Keith Hampton, professor within the Department of Media and Information and director of Academic Research on the Center, discusses why teenagers being disconnected from the web is a much bigger subject than an excessive amount of display time. Hampton elaborates on why the web could be a good factor for teenagers to remain linked to household and pals. Credit: Michigan State University
The period of time teenagers spent on screens, whether or not it was watching movies, enjoying video games, or utilizing social media, didn’t play an enormous position in teenagers’ shallowness. Even teenagers who had been “excessive” customers of screens reported increased shallowness than those that had been disconnected as a result of they’d poor web entry or their dad and mom exerted a number of management over their time on-line.
Why? Because media is deeply built-in into youth tradition.
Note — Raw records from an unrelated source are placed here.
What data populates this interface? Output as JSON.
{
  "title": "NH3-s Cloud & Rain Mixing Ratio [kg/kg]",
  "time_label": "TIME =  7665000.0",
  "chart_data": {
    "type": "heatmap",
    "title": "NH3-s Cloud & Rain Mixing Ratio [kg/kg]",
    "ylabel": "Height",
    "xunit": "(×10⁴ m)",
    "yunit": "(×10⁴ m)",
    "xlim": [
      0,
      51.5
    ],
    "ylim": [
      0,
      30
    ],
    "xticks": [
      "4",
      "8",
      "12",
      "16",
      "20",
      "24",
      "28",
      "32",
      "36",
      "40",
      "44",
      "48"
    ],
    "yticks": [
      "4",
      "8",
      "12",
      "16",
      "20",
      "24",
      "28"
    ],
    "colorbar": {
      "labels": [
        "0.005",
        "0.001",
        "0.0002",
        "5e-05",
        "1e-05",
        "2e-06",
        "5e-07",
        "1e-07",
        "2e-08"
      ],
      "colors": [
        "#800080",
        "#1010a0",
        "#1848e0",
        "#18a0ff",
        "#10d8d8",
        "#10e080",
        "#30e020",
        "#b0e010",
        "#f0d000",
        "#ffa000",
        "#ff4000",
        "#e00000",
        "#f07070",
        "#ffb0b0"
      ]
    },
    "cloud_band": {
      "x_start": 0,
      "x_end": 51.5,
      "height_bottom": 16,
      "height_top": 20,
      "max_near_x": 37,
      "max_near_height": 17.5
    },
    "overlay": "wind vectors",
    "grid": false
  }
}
“Isolation doesn’t come from being online, it comes from being disconnected from those sources of entertainment and socialization that permeate teens’ lives,” Hampton mentioned. “For most teens, that’s social media, video games, and sharing the videos they watch online. It is often how teens get their information, communicate and share.”
This doesn’t imply that teenagers should not spending time socializing in particular person. Teens who spend extra time utilizing social media and watching movies spend extra time socializing. Hampton discovered that each hour spent on social media was accompanied by 21 minutes spent with pals. “Excessive” customers of screens had been spending extra time with household and pals.
“Perpetuating the myth that teens who spend more time on their devices spend less time with friends and family and that ‘excessive’ time online is harming most teens’ mental health, does more harm than good,” Hampton mentioned. “When dad and mom exert an excessive amount of management over the time their teenagers spend on screens, they reduce youngsters off from friends and the social help that protects psychological well being. While this survey was finished previous to the COVID-19 pandemic, this work points to the terrible toll experienced by rural adolescents who were disconnected during the pandemic and the urgent need to address gaps in rural broadband infrastructure.”
Hampton said this does not imply that social media platforms are benign. There are real risks to mental health from online bullying and algorithms that focus teens on content that can be harmful. And some teens are more susceptible to harm than others.
Yet, this research shows that when parents have conversations with their teens about the risks of media use, focus on helping teens develop critical media skills, and give adolescents greater autonomy over their media use, teens report higher self-esteem.
“I advise parents to not focus on how long your teens spend on screens, but to take an interest in what your teens are doing online and spend time together,” Hampton said.
Reference: “Disconnection More Problematic for Adolescent Self-Esteem than Heavy Social Media Use: Evidence from Access Inequalities and Restrictive Media Parenting in Rural America” by Keith N. Hampton and Inyoung Shin, 5 August 2022, Social Science Computer Review.